Melko

リバー・オブ・グラスのMelkoのレビュー・感想・評価

リバー・オブ・グラス(1994年製作の映画)
3.7
「りんごは木の遠くには落ちない。だとしたら、もしかして私たちのいく先も決まってる?娘も私と同じ道を辿るだけ?」

空想癖のある夢見る夢子な流され女と、何でもかんでも人のせいな無軌道無責任男、イタイ大人2人の、見ててなんともイタイ逃避行feat.ドラムだけが取り柄の鈍臭オジサン

キャッチコピーが示してるように、車で走るシーンが後半たくさん出てくるロードムービーなのに、全然遠くへ行かず、車を走らせつつも近所をブラブラ、グルグルしてるだけ。
主人公は、だいぶお肌がガサつき、体がくたびれかけている三十路の子持ち女
逃避行の相棒となるのは、頭が禿げかかり、ニートのくせに態度がデカい、もうすぐ三十路の独身男

メイン2人のビジュアルと中身がお世辞にも良いとは言えないせいで、物語そのものにもなんとなく募る嫌悪感
絵の写し方や空気感は嫌いではないのだが。

自分の母性が乏しいからと言って、乳飲子をソファに置き去りはいかん。

親切な夫婦が引き取りにきてくれる
自分の感情が豊かに育たなかったのは母親のせい
この人なら退屈な日常から救い出してくれる

ぜーんぶ他責・他力本願が故に辿ることになる、主人公コージーの末路。

セコイくせに態度だけデカく何一ついいところのないリーにももちろん腹立つけど、コージーも大概だと思う。
あまりにもなぁなぁに生きてる女
流されて生きる人生が辿る道…なんて甘っちょろいモノではなく、流されて生きることで何もかも失う可能性があるのだから。

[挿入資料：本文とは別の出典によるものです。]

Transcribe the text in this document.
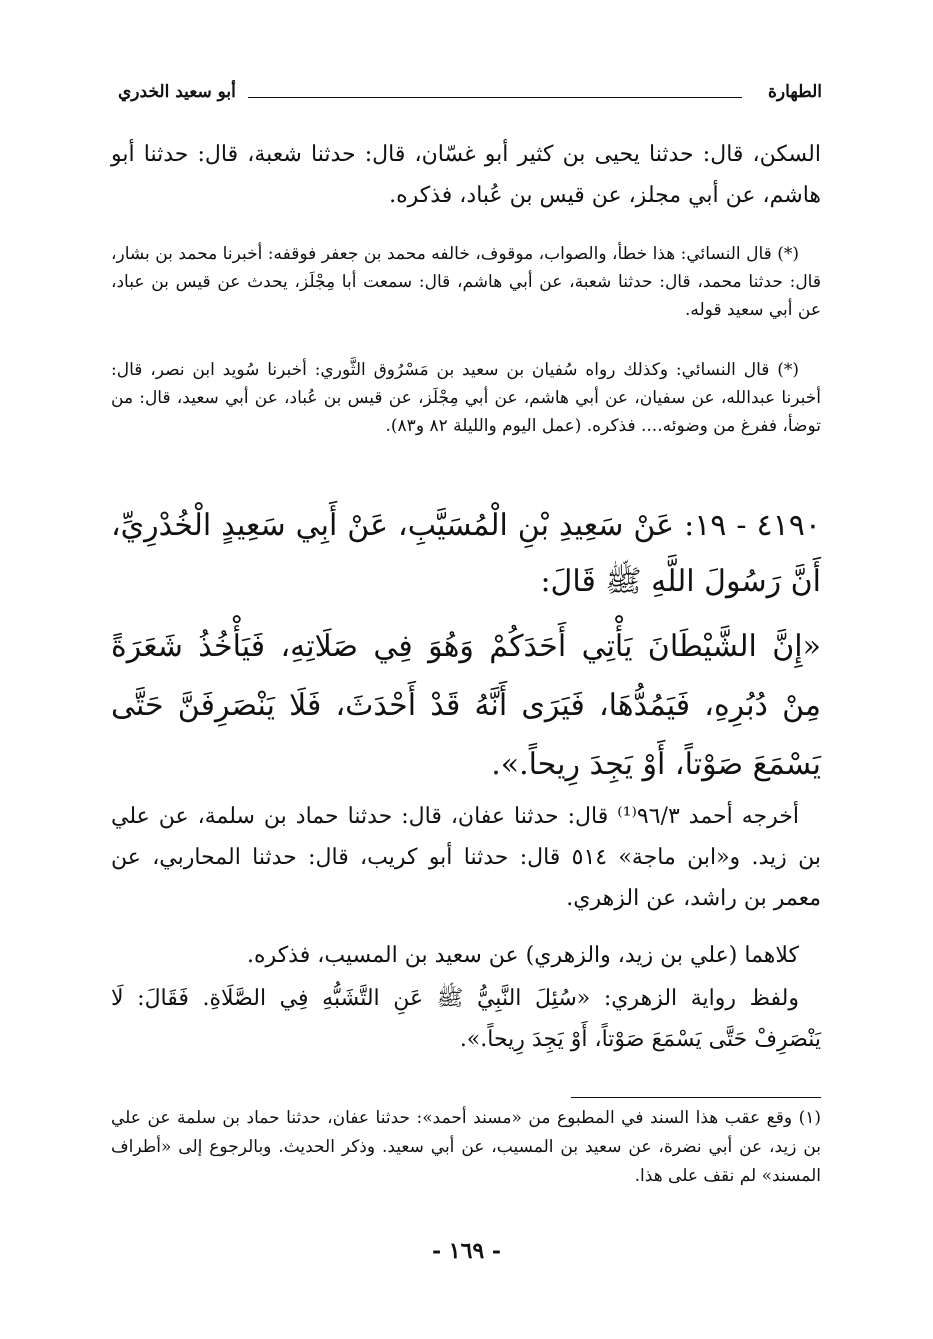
الطهارة
أبو سعيد الخدري
السكن، قال: حدثنا يحيى بن كثير أبو غسّان، قال: حدثنا شعبة، قال: حدثنا أبو هاشم، عن أبي مجلز، عن قيس بن عُباد، فذكره.
(*) قال النسائي: هذا خطأ، والصواب، موقوف، خالفه محمد بن جعفر فوقفه: أخبرنا محمد بن بشار، قال: حدثنا محمد، قال: حدثنا شعبة، عن أبي هاشم، قال: سمعت أبا مِجْلَز، يحدث عن قيس بن عباد، عن أبي سعيد قوله.
(*) قال النسائي: وكذلك رواه سُفيان بن سعيد بن مَسْرُوق الثَّوري: أخبرنا سُويد ابن نصر، قال: أخبرنا عبدالله، عن سفيان، عن أبي هاشم، عن أبي مِجْلَز، عن قيس بن عُباد، عن أبي سعيد، قال: من توضأ، ففرغ من وضوئه.... فذكره. (عمل اليوم والليلة ٨٢ و٨٣).
٤١٩٠ - ١٩: عَنْ سَعِيدِ بْنِ الْمُسَيَّبِ، عَنْ أَبِي سَعِيدٍ الْخُدْرِيِّ، أَنَّ رَسُولَ اللَّهِ ﷺ قَالَ:
«إِنَّ الشَّيْطَانَ يَأْتِي أَحَدَكُمْ وَهُوَ فِي صَلَاتِهِ، فَيَأْخُذُ شَعَرَةً مِنْ دُبُرِهِ، فَيَمُدُّهَا، فَيَرَى أَنَّهُ قَدْ أَحْدَثَ، فَلَا يَنْصَرِفَنَّ حَتَّى يَسْمَعَ صَوْتاً، أَوْ يَجِدَ رِيحاً.».
أخرجه أحمد ٩٦/٣⁽¹⁾ قال: حدثنا عفان، قال: حدثنا حماد بن سلمة، عن علي بن زيد. و«ابن ماجة» ٥١٤ قال: حدثنا أبو كريب، قال: حدثنا المحاربي، عن معمر بن راشد، عن الزهري.
كلاهما (علي بن زيد، والزهري) عن سعيد بن المسيب، فذكره.
ولفظ رواية الزهري: «سُئِلَ النَّبِيُّ ﷺ عَنِ التَّشَبُّهِ فِي الصَّلَاةِ. فَقَالَ: لَا يَنْصَرِفْ حَتَّى يَسْمَعَ صَوْتاً، أَوْ يَجِدَ رِيحاً.».
(١) وقع عقب هذا السند في المطبوع من «مسند أحمد»: حدثنا عفان، حدثنا حماد بن سلمة عن علي بن زيد، عن أبي نضرة، عن سعيد بن المسيب، عن أبي سعيد. وذكر الحديث. وبالرجوع إلى «أطراف المسند» لم نقف على هذا.
- ١٦٩ -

たまにYouTubeで見てる起業家応援のセミナー講師が「自分自身の人生に本気にならない人間が、会社の経営なんてできるわけない」っていつも言ってるのを思い出す
自分の人生に本気=どう過ごすことが自分にとっての幸せなのか、真剣に考えて行動すること
コージーもリーも、これが全然出来てない
やるのがめんどくさいってことまでは理解してるから、やらなくていいように自分を納得させて逃げて生きてきた人

もちろん、家庭環境や自身の健康状態によりそんなうまくいかない場合もあるけど、コージーやリーの場合は、なんとかしようと思えばなんとでもなったハズ
家でくだ巻いたり、ひたすら側転やブリッジするよりももっとやることできることあったハズ

これは、もしそうゆう生き方を選択してたら…な世界線のケリー・ライカートの想像世界の表現 そして誰にでも当てはまるお話

まさかのフルヌードを見せたコージー役の女優、人妻子持ちのムチムチボディは、同じようなテーマの映画「バッファロー’66」のレイラちゃんとはまた全然違う、刺さる人には刺さりそうな大人の魅力。30にしては目元の皺がクッキリでだいぶ老けて見えたけど。

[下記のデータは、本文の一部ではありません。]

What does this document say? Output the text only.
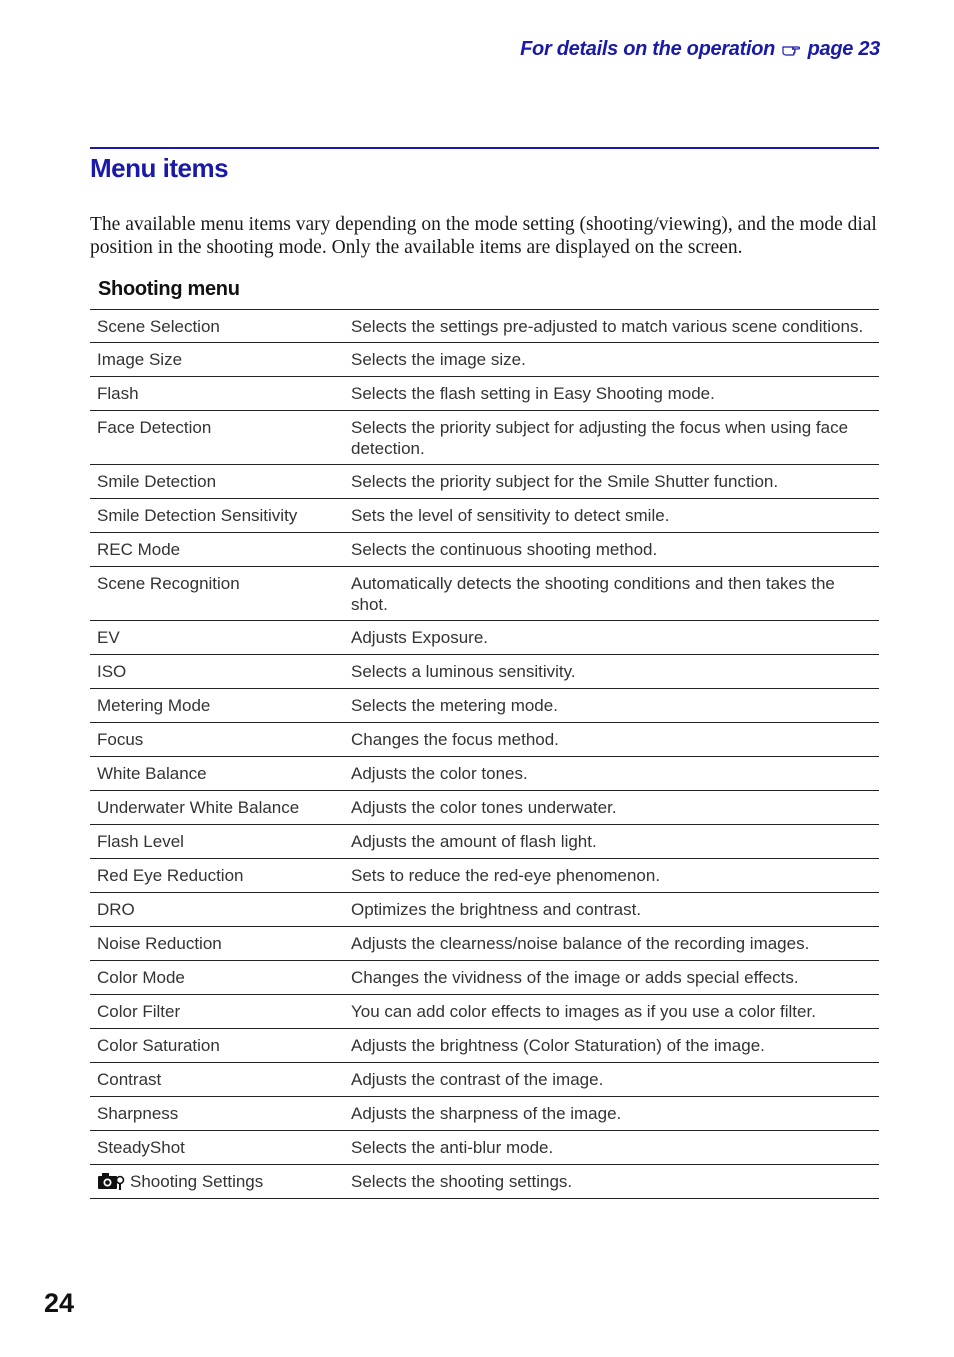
For details on the operation page 23
Menu items

The available menu items vary depending on the mode setting (shooting/viewing), and the mode dial position in the shooting mode. Only the available items are displayed on the screen.

Shooting menu
Scene Selection	Selects the settings pre-adjusted to match various scene conditions.
Image Size	Selects the image size.
Flash	Selects the flash setting in Easy Shooting mode.
Face Detection	Selects the priority subject for adjusting the focus when using face detection.
Smile Detection	Selects the priority subject for the Smile Shutter function.
Smile Detection Sensitivity	Sets the level of sensitivity to detect smile.
REC Mode	Selects the continuous shooting method.
Scene Recognition	Automatically detects the shooting conditions and then takes the shot.
EV	Adjusts Exposure.
ISO	Selects a luminous sensitivity.
Metering Mode	Selects the metering mode.
Focus	Changes the focus method.
White Balance	Adjusts the color tones.
Underwater White Balance	Adjusts the color tones underwater.
Flash Level	Adjusts the amount of flash light.
Red Eye Reduction	Sets to reduce the red-eye phenomenon.
DRO	Optimizes the brightness and contrast.
Noise Reduction	Adjusts the clearness/noise balance of the recording images.
Color Mode	Changes the vividness of the image or adds special effects.
Color Filter	You can add color effects to images as if you use a color filter.
Color Saturation	Adjusts the brightness (Color Staturation) of the image.
Contrast	Adjusts the contrast of the image.
Sharpness	Adjusts the sharpness of the image.
SteadyShot	Selects the anti-blur mode.
Shooting Settings	Selects the shooting settings.
24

かっけードラムをバンバン叩く父ちゃんが、ドラム以外の行動がホントに鈍臭くて情けない、、

コージーに好意を持ってくれてるっぽかったユダヤ人?が、コージーに向かって突然笑いながら「虫ケラめ」って言ったのはビビった。。しかもそれが「エモジ」って聞こえた…

自分の人生に本気なことと、本気を人に押し付けることは違うんだよな、きっと
子供の人生をより良くしたいなんて、最終はきっと親のエゴ
でも自分のお腹痛めて産んだんだから、流されてきた人生にしたって、てめえの子供の成長には責任持てって感じだよね。